05 marzo 2015 08:13

È passata quasi una settimana e ancora non sappiamo chi sia il mandante dell’omicidio di Boris Nemtsov. Sappiamo però che i suoi assassini si sentivano molto sicuri, tanto da colpire il bersaglio a pochi passi dal Cremlino, nel quartiere più sorvegliato di Mosca.

Boris Nemtsov non era un oppositore come tanti. Era stato vicepremier nonché uno dei possibili eredi di Boris Eltsin prima che Vladimir Putin vincesse la partita. Nemtsov è stato al centro del processo di privatizzazione dell’economia russa, cioè della spartizione delle ricchezze nazionali tra gli uomini del vecchio apparato comunista e i nuovi capitani d’industria, una delle più clamorose rapine della storia. Non solo conosceva tutti i segreti di famiglia della nuova Russia, ma era stato anche molto vicino a persone che oggi posseggono i più consistenti patrimoni del paese.

Boris Nemtsov era un uomo della nuova élite russa, ma anche un uomo che aveva rotto con un potere che peraltro aveva contribuito a creare. Così come ci sono stati comunisti sovietici che credevano davvero nel comunismo, ci sono stati anche autentici liberisti all’interno della cerchia di Eltsin. Sinceramente convinto che la libertà degli uomini è inscindibile dalla libertà del mercato, Boris Nemtsov era uno di loro. Quando l’avvento di Putin ha sgretolato le sue certezze, Nemtsov è passato all’opposizione denunciando la corruzione e criticando l’annessione della Crimea e l’ingerenza delle truppe russe in Ucraina, affermandosi come l’unica figura di respiro nazionale dell’opposizione.

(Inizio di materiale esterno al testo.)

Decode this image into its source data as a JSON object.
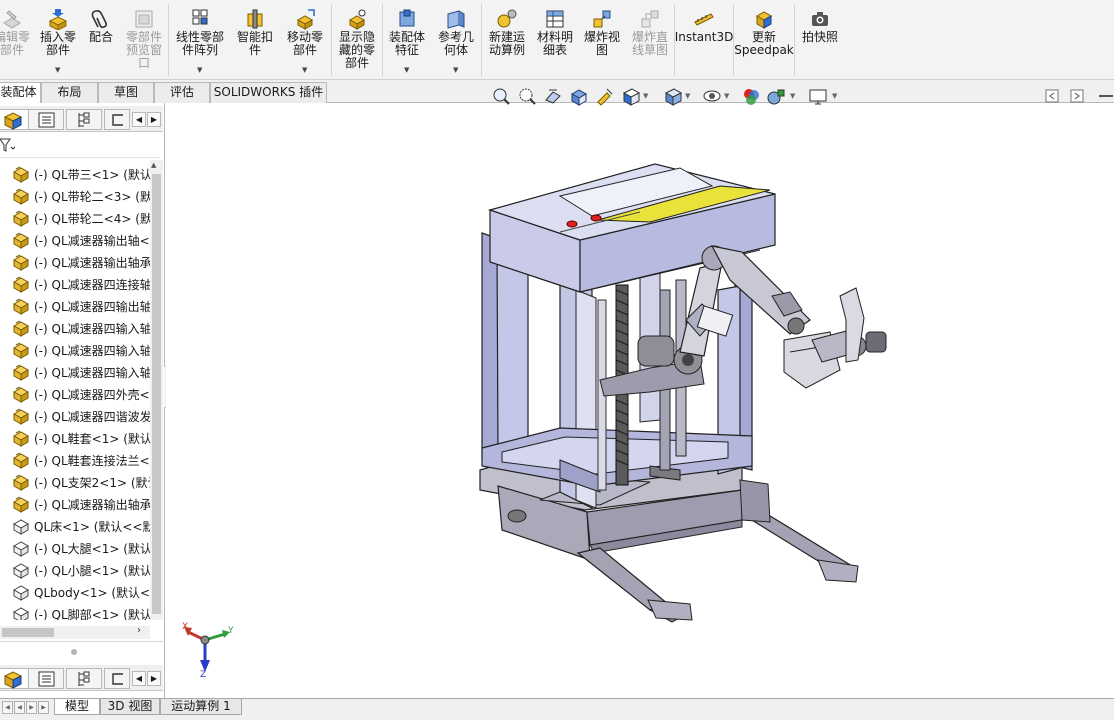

Tutto questo sarebbe bastato a renderlo una minaccia, ma Nemtsov era soprattutto l’unico oppositore che poteva essere preso sul serio dai grandi patrimoni russi, gli stessi che oggi sono sempre più preoccupati dall’avventura ucraina di Putin. I pirati degli anni novanta sono diventati grandi nomi del settore bancario e dell’industria. Oggi queste persone chiedono solo un riconoscimento da parte dei loro pari occidentali e non sono certo felici di vedere la Russia chiudersi in se stessa o, peggio ancora, virare verso la Cina.

In questo momento esiste una frattura tra Putin e i grandi ricchi, che si sentono traditi da un presidente di cui erano stati uno dei due pilastri insieme ai silovikj, gli uomini delle forze di sicurezza. Messi in secondo piano, gli imprenditori avrebbero forse potuto schierarsi dalla parte di Boris Nemtsov, liberista convinto ed eroe della nuova classe media.

L’assassinio di Nemtsov suggella un cambio di alleanze al vertice del potere russo. La chiesa ha infatti preso il posto dei grandi patrimoni accanto ai servizi di sicurezza nel percorso di restaurazione di una Grande Russia fondata sull’assolutismo e il tradizionalismo. Se i ricchi stanno davvero pensando di allearsi con la classe media per affrontare Vladimir Putin, la sorte toccata a Boris Nemtsov gli fa capire cosa li attende.